In Syrien selbst sehen viele Heimkehrer ihre Entscheidung zwiespältig. Lokale Organisationen berichten von Rückkehrern, die nach kurzer Zeit erneut ausreisen wollen – wegen fehlender Jobs oder repressiver Sicherheitskontrollen. „Es gibt kaum Strom, kaum Lebensmittel und keine Schulen, die funktionieren“, zitiert die Organisation eine Rückkehrerin aus Damaskus. Diese Berichte verbreiten sich auch in syrischen Online-Communities in Deutschland – und beeinflussen dort die Stimmung. Wer solche Nachrichten liest, verliert den Mut zur Rückkehr.

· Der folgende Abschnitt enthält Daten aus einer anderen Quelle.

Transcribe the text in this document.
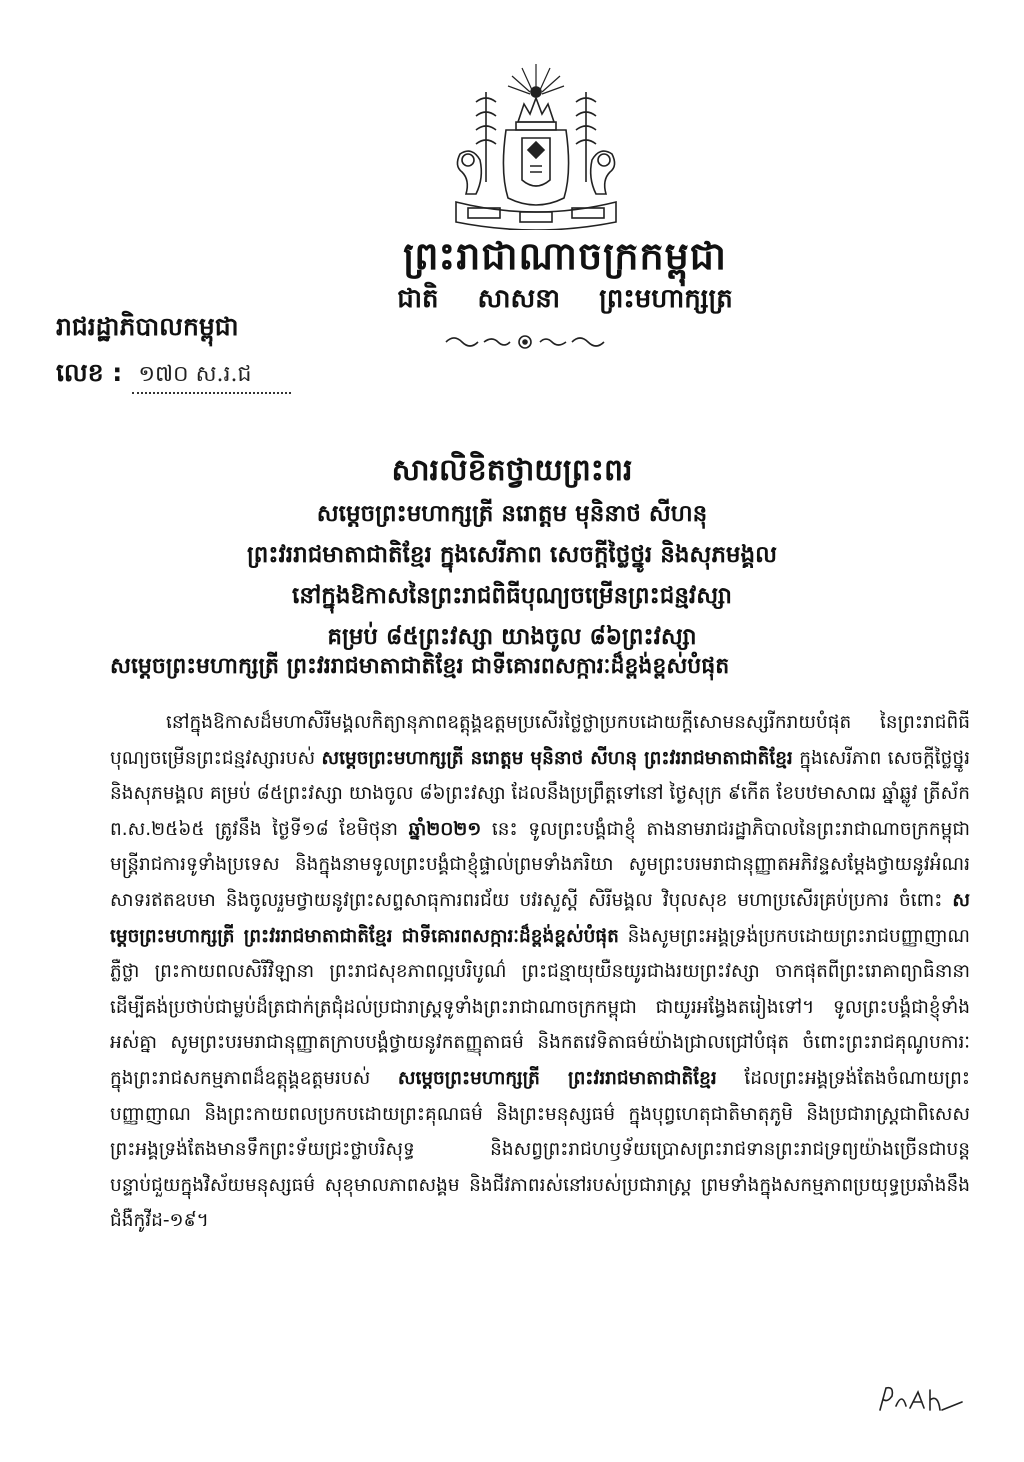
ព្រះរាជាណាចក្រកម្ពុជា
ជាតិ សាសនា ព្រះមហាក្សត្រ
រាជរដ្ឋាភិបាលកម្ពុជា
លេខ : ១៧០ ស.រ.ជ
សារលិខិតថ្វាយព្រះពរ
សម្តេចព្រះមហាក្សត្រី នរោត្តម មុនិនាថ សីហនុ
ព្រះវររាជមាតាជាតិខ្មែរ ក្នុងសេរីភាព សេចក្តីថ្លៃថ្នូរ និងសុភមង្គល
នៅក្នុងឱកាសនៃព្រះរាជពិធីបុណ្យចម្រើនព្រះជន្មវស្សា
គម្រប់ ៨៥ព្រះវស្សា យាងចូល ៨៦ព្រះវស្សា
សម្តេចព្រះមហាក្សត្រី ព្រះវររាជមាតាជាតិខ្មែរ ជាទីគោរពសក្ការៈដ៏ខ្ពង់ខ្ពស់បំផុត

នៅក្នុងឱកាសដ៏មហាសិរីមង្គលកិត្យានុភាពឧត្តុង្គឧត្តមប្រសើរថ្លៃថ្លាប្រកបដោយក្តីសោមនស្សរីករាយបំផុត នៃព្រះរាជពិធីបុណ្យចម្រើនព្រះជន្មវស្សារបស់ សម្តេចព្រះមហាក្សត្រី នរោត្តម មុនិនាថ សីហនុ ព្រះវររាជមាតាជាតិខ្មែរ ក្នុងសេរីភាព សេចក្តីថ្លៃថ្នូរ និងសុភមង្គល គម្រប់ ៨៥ព្រះវស្សា យាងចូល ៨៦ព្រះវស្សា ដែលនឹងប្រព្រឹត្តទៅនៅ ថ្ងៃសុក្រ ៩កើត ខែបឋមាសាឍ ឆ្នាំឆ្លូវ ត្រីស័ក ព.ស.២៥៦៥ ត្រូវនឹង ថ្ងៃទី១៨ ខែមិថុនា ឆ្នាំ២០២១ នេះ ទូលព្រះបង្គំជាខ្ញុំ តាងនាមរាជរដ្ឋាភិបាលនៃព្រះរាជាណាចក្រកម្ពុជា មន្ត្រីរាជការទូទាំងប្រទេស និងក្នុងនាមទូលព្រះបង្គំជាខ្ញុំផ្ទាល់ព្រមទាំងភរិយា សូមព្រះបរមរាជានុញ្ញាតអភិវន្ទសម្តែងថ្វាយនូវអំណរសាទរឥតឧបមា និងចូលរួមថ្វាយនូវព្រះសព្ទសាធុការពរជ័យ បវរសួស្តី សិរីមង្គល វិបុលសុខ មហាប្រសើរគ្រប់ប្រការ ចំពោះ សម្តេចព្រះមហាក្សត្រី ព្រះវររាជមាតាជាតិខ្មែរ ជាទីគោរពសក្ការៈដ៏ខ្ពង់ខ្ពស់បំផុត និងសូមព្រះអង្គទ្រង់ប្រកបដោយព្រះរាជបញ្ញាញាណភ្លឺថ្លា ព្រះកាយពលសិរីវិឡានា ព្រះរាជសុខភាពល្អបរិបូណ៌ ព្រះជន្មាយុយឺនយូរជាងរយព្រះវស្សា ចាកផុតពីព្រះរោគាព្យាធិនានា ដើម្បីគង់ប្រថាប់ជាម្លប់ដ៏ត្រជាក់ត្រជុំដល់ប្រជារាស្ត្រទូទាំងព្រះរាជាណាចក្រកម្ពុជា ជាយូរអង្វែងតរៀងទៅ។ ទូលព្រះបង្គំជាខ្ញុំទាំងអស់គ្នា សូមព្រះបរមរាជានុញ្ញាតក្រាបបង្គំថ្វាយនូវកតញ្ញុតាធម៌ និងកតវេទិតាធម៌យ៉ាងជ្រាលជ្រៅបំផុត ចំពោះព្រះរាជគុណូបការៈក្នុងព្រះរាជសកម្មភាពដ៏ឧត្តុង្គឧត្តមរបស់ សម្តេចព្រះមហាក្សត្រី ព្រះវររាជមាតាជាតិខ្មែរ ដែលព្រះអង្គទ្រង់តែងចំណាយព្រះបញ្ញាញាណ និងព្រះកាយពលប្រកបដោយព្រះគុណធម៌ និងព្រះមនុស្សធម៌ ក្នុងបុព្វហេតុជាតិមាតុភូមិ និងប្រជារាស្ត្រជាពិសេស ព្រះអង្គទ្រង់តែងមានទឹកព្រះទ័យជ្រះថ្លាបរិសុទ្ធ និងសព្វព្រះរាជហឫទ័យប្រោសព្រះរាជទានព្រះរាជទ្រព្យយ៉ាងច្រើនជាបន្តបន្ទាប់ជួយក្នុងវិស័យមនុស្សធម៌ សុខុមាលភាពសង្គម និងជីវភាពរស់នៅរបស់ប្រជារាស្ត្រ ព្រមទាំងក្នុងសកម្មភាពប្រយុទ្ធប្រឆាំងនឹងជំងឺកូវីដ-១៩។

Die politische Debatte in Deutschland

In Deutschland sorgt die geringe Zahl der Rückkehrer immer wieder für Diskussionen. Einige Politiker fordern strengere Rückführungen oder bilaterale Abkommen mit Syrien. Doch solche Forderungen stoßen auf rechtliche und moralische Grenzen. Menschenrechtler warnen, dass Rückführungen nach Syrien gegen das Völkerrecht verstoßen könnten, solange das Land als unsicher gilt. Das bestätigt auch das Auswärtige Amt, das in seinen Lageberichten weiterhin vor Abschiebungen warnt.

Gleichzeitig wächst der Druck auf Kommunen, die steigende Zahl von Asylbewerbern unterzubringen. Obwohl Syrer längst nicht mehr die Mehrheit der Neuankömmlinge stellen, bleibt ihr Schutzstatus ein politischer Prüfstein. Die Diskussion, ob und wann Syrien als „sicheres Herkunftsland“ gelten kann, dürfte in den kommenden Jahren wieder an Fahrt gewinnen – insbesondere vor dem Hintergrund der europäischen Migrationspolitik.

Gesellschaftliche Wahrnehmung: Integration als Dauerlösung

Während die Politik diskutiert, hat sich in der Gesellschaft längst eine Realität etabliert: Syrer in Deutschland sind angekommen. Kinder sprechen akzentfrei Deutsch, junge Menschen beginnen Ausbildungen oder studieren. Laut einer Untersuchung des Instituts für Arbeitsmarkt- und Berufsforschung (IAB) liegt die Beschäftigungsquote syrischer Männer bei über 60 Prozent. Auch Frauen holen auf, wenn auch langsamer. Integration, so zeigt sich, funktioniert – trotz anfänglicher Skepsis vieler Beobachter.

Ein neuer Lebensmittelpunkt

Viele Syrer empfinden ihr Leben in Deutschland nicht mehr als „vorübergehend“. Sie gründen Unternehmen, engagieren sich in Vereinen oder nehmen an kommunalpolitischen Prozessen teil. Damit verschiebt sich der Blick auf die eigene Zukunft: Die Frage ist längst nicht mehr, ob man bleibt, sondern wie man bleibt. Rückkehr nach Syrien ist für die meisten keine Option – zumindest nicht unter den aktuellen Bedingungen.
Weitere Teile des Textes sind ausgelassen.